Submitted to: Proceedings of International Research Conference on Methyl Bromide Alternatives
Publication Type: Abstract Only
Publication Acceptance Date: September 19, 2000
Publication Date: N/A
Fusarium wilt in tomatoes is currently controlled by soil fumigation with methyl bromide prior to planting. This chemical will be banned in 2005. This research was undertaken to determine the population structure of Fusaria and to identify genetic markers for pathogenicity and biocontrol ability. Roots and soil were collected from tomato plants at conventional and organic farms in Osceola County, FL. A total of 21,054 Fusaria were recovered, 26.6% of which were F. oxysporum. Rhizosphere soil had 10-fold larger Fusarium population sizes than non-rhizosphere soil. Fine roots had population sizes 2 to 7 fold greater than larger roots. Soil treated with Telone had the largest fungal population of any site tested. Of the 406 F. oxysporum recovered, 63 were pathogenic (34 F. o. lycopersici; 29 F. o. radicis-lycopersici). All of the 34 pathogenic F. o. lycopersici were from the organic farm.

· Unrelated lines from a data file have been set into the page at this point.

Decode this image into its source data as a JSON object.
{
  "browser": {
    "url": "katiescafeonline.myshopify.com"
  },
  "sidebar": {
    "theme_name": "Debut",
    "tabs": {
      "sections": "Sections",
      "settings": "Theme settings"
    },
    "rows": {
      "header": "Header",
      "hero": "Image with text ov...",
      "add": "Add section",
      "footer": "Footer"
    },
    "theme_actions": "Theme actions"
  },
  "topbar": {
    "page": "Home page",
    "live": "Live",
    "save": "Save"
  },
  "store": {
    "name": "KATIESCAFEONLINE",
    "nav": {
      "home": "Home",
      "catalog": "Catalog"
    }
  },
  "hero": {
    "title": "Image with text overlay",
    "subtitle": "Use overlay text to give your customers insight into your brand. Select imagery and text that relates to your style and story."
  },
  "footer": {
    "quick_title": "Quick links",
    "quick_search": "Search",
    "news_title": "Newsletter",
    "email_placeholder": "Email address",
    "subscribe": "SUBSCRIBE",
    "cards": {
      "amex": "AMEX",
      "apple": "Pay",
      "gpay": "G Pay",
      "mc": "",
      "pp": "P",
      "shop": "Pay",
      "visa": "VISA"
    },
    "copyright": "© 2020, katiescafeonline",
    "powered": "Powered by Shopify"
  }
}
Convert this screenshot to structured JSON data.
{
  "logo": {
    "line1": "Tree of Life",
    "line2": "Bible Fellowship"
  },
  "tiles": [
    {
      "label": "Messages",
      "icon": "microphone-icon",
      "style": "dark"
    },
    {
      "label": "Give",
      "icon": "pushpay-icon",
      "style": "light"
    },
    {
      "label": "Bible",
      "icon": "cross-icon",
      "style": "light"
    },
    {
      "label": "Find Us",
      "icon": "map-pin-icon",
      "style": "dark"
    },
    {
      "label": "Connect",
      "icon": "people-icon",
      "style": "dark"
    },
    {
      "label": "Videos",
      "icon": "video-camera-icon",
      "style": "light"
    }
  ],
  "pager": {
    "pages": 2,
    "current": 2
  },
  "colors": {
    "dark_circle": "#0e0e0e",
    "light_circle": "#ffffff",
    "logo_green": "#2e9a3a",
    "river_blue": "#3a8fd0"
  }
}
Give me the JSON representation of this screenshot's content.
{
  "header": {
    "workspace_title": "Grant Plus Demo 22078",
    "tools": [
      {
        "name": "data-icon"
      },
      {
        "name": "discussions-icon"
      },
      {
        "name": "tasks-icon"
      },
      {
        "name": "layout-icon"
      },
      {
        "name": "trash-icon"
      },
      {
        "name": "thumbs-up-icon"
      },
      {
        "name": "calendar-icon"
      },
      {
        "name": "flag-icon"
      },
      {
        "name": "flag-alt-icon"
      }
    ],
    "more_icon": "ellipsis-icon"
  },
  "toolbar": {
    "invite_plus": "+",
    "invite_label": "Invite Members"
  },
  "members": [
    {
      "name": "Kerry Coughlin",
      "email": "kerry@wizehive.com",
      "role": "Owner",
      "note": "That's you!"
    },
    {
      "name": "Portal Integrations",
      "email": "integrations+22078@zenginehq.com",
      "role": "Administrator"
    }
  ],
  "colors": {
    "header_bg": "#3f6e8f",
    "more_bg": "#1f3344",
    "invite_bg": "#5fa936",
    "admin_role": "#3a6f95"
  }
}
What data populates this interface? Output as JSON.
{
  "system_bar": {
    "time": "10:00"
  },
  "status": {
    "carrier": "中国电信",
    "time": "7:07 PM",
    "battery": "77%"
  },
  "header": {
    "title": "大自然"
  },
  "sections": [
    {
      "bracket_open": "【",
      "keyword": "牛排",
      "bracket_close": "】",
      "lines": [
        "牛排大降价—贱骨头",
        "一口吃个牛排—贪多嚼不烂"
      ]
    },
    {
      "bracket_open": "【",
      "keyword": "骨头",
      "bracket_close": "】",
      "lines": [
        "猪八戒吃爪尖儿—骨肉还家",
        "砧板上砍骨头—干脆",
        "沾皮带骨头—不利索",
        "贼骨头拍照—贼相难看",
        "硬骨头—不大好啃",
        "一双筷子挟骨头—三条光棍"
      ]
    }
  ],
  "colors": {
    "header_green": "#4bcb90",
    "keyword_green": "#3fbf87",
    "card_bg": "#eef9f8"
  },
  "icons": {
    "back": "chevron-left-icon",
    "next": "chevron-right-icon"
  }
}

Of these,15 were Race 1, 6 were Race 2 and 5 were Race 3. However, when samples were originally collected, no plants on the organic site showed symptoms, while several plants at the conventional site showed symptoms and race 3 F. o. lycopersici was recovered from these plants. Isolates were characterized using ITS1-5.8S-ITS2 rDNA regions. The ITS1-5.8S-ITS2 region was amplified using ITS4 and ITS5 primers, digested using MspI, and then separated on an agarose gel. At least 5 groups were identified based on polymorphism of the ITS1-5.8S-ITS2 rDNA regions. Group II (one MspI cut site) had 82 isolates, including nearly all the pathogenic strains. Group III (2 cuts) had 17 isolates; and Group V (3 cuts) had 4 isolates. There was greater diversity in the nonpathogenic than in the pathogen populations.